Mountains of the Moon
One of the highest ranges on the African continent and supporting an amazingly diverse, occasionally unique range of flora and fauna, the Rwenzori mountains in Uganda take their lunar reference from a description by ancient scientist and philosopher, Claudius Ptolemy. Mountains of the Moon is a photographic tribute by internationally renowned photographer Steve Russell, who has explored this region over the last several years and developed an intense fascination with its natural history.

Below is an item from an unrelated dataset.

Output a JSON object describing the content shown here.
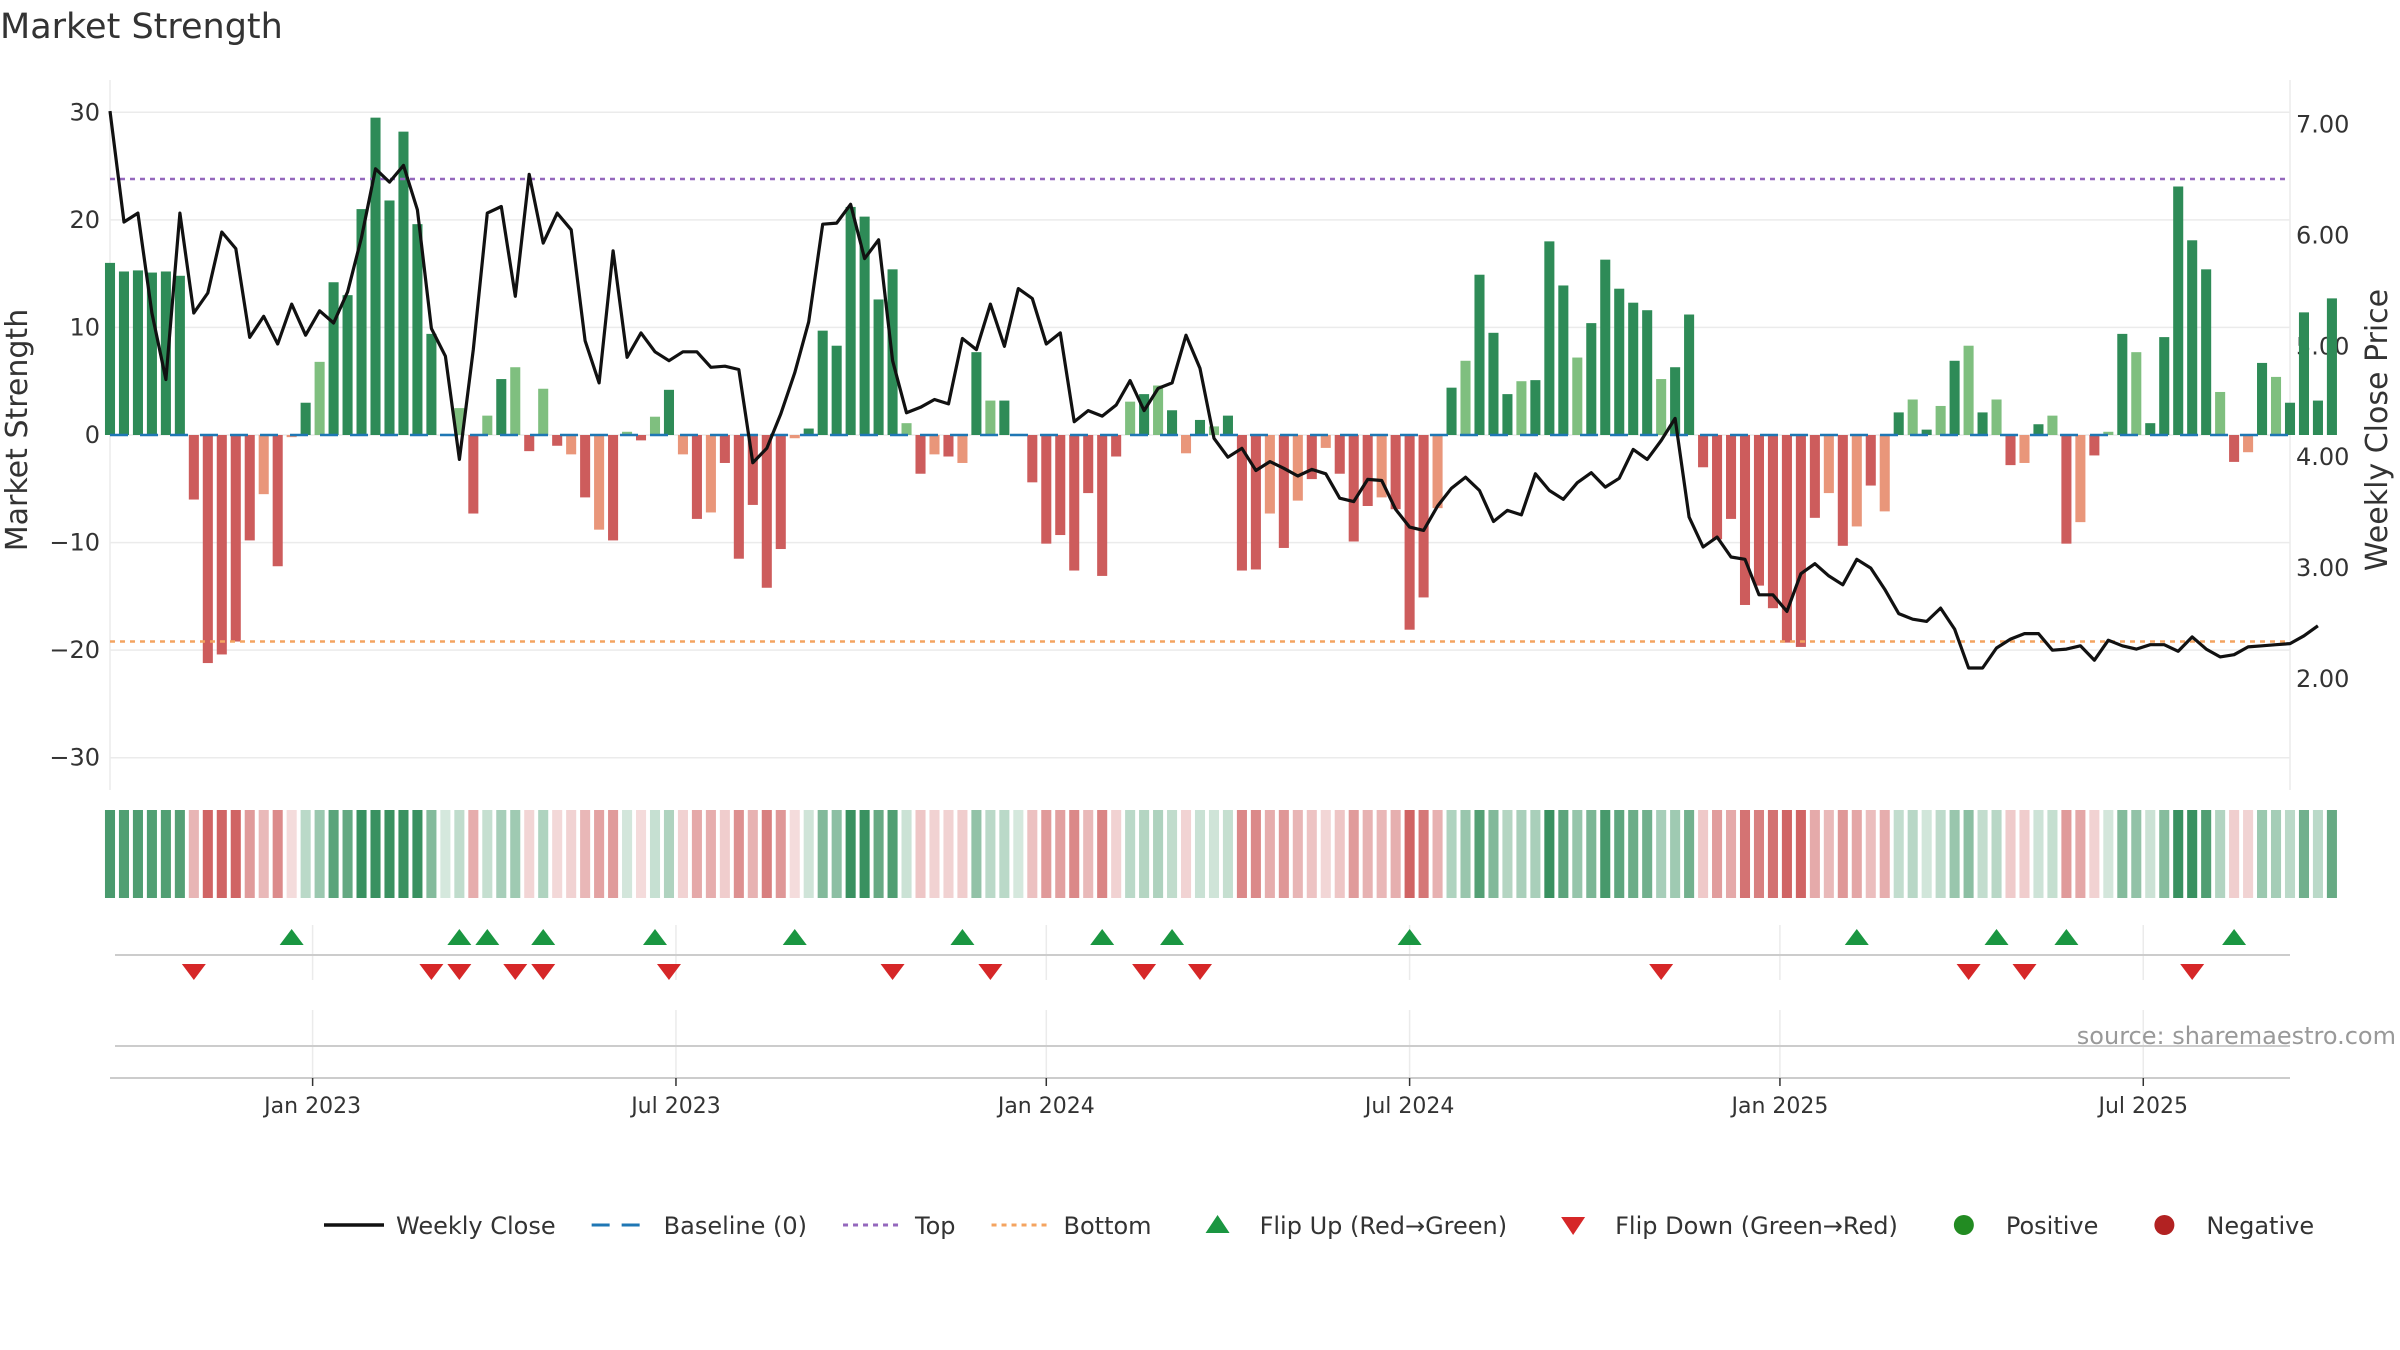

Five thousand metres high, on the border between Uganda and the Congo, the Rwenzori Mountains, with their glaciers, rocky outcrops and vast variety of flora and fauna are like nowhere on Earth. This range was first photographed in 1906, when Italian photographer Vittorio Sella accompanied Luigi Amedeo, Duke of Abruzzi, on an expedition to document and record the mountain range and surrounding areas. Sella was particularly interested in the glaciers and his photographs of these, prompting Ansel Adams to describe them as ‘inspiring a definitely religious awe’, now reveal to us the gravity of the effects of climate change, exposing as they do the awful extent to which the ice has retreated.
Steve’s collection of timely and compelling images accompanied an exhibition at the Royal Geographical Society, London in 2019, where multi-shot panoramas were painstakingly stitched together and printed at three metres in pin-sharp cinematic detail, allowing the viewer as close an opportunity as possible to experience these mountains remotely in their full and stark splendeur.